Independent directors are essential to ensure objectivity in corporate governance. They safeguard minority interests and maintain internal checks and balances. However, press reports reveal that independent directors are resigning owing to increased responsibilities on account of tighter regulation and stricter compliance norms. Recent rulings by the Securities Appellate Tribunal (SAT) also prove that the responsibilities attached to their positions have increased.
In Vishal Ahuja v Securities and Exchange Board of India (SEBI), the SAT upheld an order of the SEBI by which independent directors were held liable for their positions and roles on key board committees. The Supreme Court refused to interfere with the SAT’s decision, signalling less judicial tolerance for lapses by such officers.
The SEBI received a complaint that Setubandhan Infrastructure Limited, a company listed on India’s stock exchanges, had, inter alia, misrepresented financial records through fictitious purchases and diversion of funds, and failed to disclose related party transactions. Relying on an independent forensic audit report, the SEBI issued show cause notices to the company’s independent directors, among others, to demonstrate why they should not be liable for such governance failures.
In submissions to the SEBI, the independent directors relied on a well-worn defence that they did not know of nor participated in the day-to-day affairs of the company. They also claimed that they did not attend meetings of the board, the audit committee, or the nomination and remuneration committee, despite being appointed members. One of the independent directors insisted he had accepted the role on the basis of assurances from the promoters that it was a networking opportunity and that his appointment was primarily intended to provide comfort to the company’s lenders.
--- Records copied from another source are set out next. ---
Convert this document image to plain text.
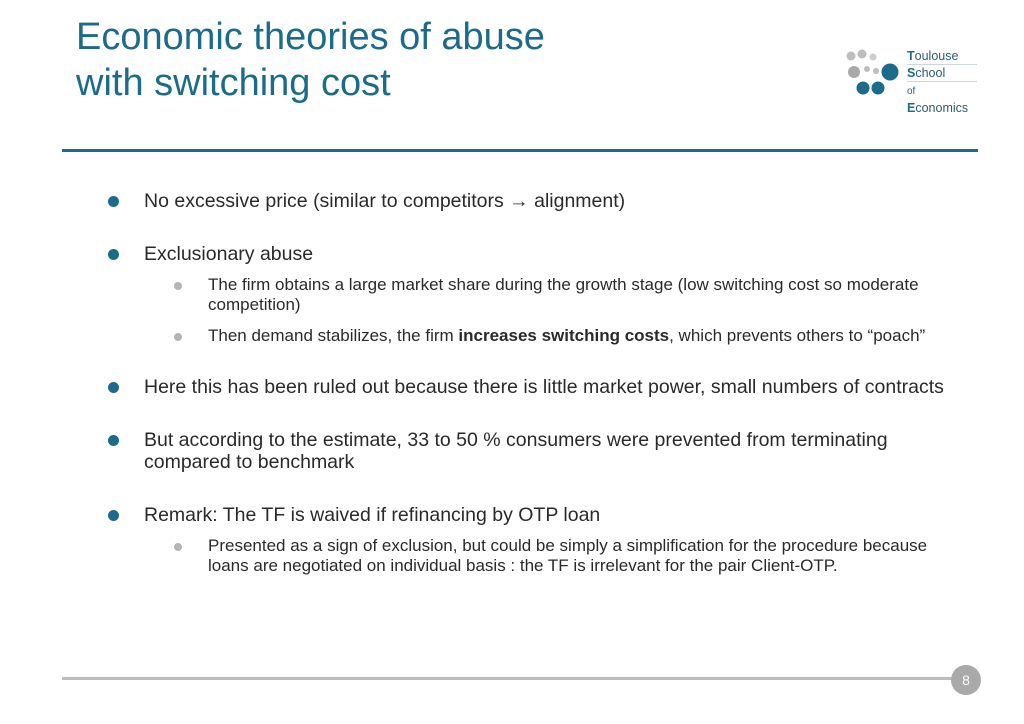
Economic theories of abuse
with switching cost
Toulouse
School
of Economics
No excessive price (similar to competitors → alignment)
Exclusionary abuse
The firm obtains a large market share during the growth stage (low switching cost so moderate competition)
Then demand stabilizes, the firm increases switching costs, which prevents others to “poach”
Here this has been ruled out because there is little market power, small numbers of contracts
But according to the estimate, 33 to 50 % consumers were prevented from terminating compared to benchmark
Remark: The TF is waived if refinancing by OTP loan
Presented as a sign of exclusion, but could be simply a simplification for the procedure because loans are negotiated on individual basis : the TF is irrelevant for the pair Client-OTP.
8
The SEBI contended that independent directors are bound by schedule IV to the Companies Act, 2013 (act), which sets out their code of conduct. This requires independent directors to actively oversee internal controls and risk management systems. The SEBI also relied on regulation 18 of the SEBI (Listing Obligations and Disclosure Requirements), 2015 (LODR regulations), which mandates that every publicly listed company appoint an audit committee. This committee is tasked with monitoring the company’s financial reporting and proper disclosure of its financial information to ensure public investors are assured of the financial integrity of such material.
The SEBI rejected the independent directors’ contentions, emphasising that both the act and the LODR regulations impose a positive duty on independent directors to detect and prevent financial misconduct. Relying on the Supreme Court’s 1973 decision in Official Liquidator v PA Tendolkar, the SEBI restated that an independent director may be held liable for dereliction of duties and be compelled to make good the losses incurred due to their neglect, even if they took no active part in the commission of the fraud.
Affirming the SEBI’s findings, the SAT pointed out that the company’s annual reports showed that not only had the independent directors attended meetings, but also one was the chairman of the audit committee and the other was a member. By accepting the position of independent directors, the appellants undertook obligations which they had failed to fulfil. This decision is consistent with previous rulings of the SEBI in the matter of Manpasand Beverages Limited, where independent directors were held liable for failure to exercise diligence as members of the audit committee.
The SAT’s decision is a significant departure from the traditional test of liability based on knowledge or day-to-day control. Independent directors are now held to a higher standard. This is more so if they are members of an audit committee because such members are legally obligated to be proactive and diligent, effectively supervising company financial reporting. They must act independently, remain vigilant and not be mere rubber stamps.
This case also shows that financial irregularities are rarely isolated incidents. They are often symptomatic of systemic governance failure. It is not sufficient for independent directors just to turn up and provide veneers of compliance. They must actively perform their duties to prevent and detect such lapses of standards.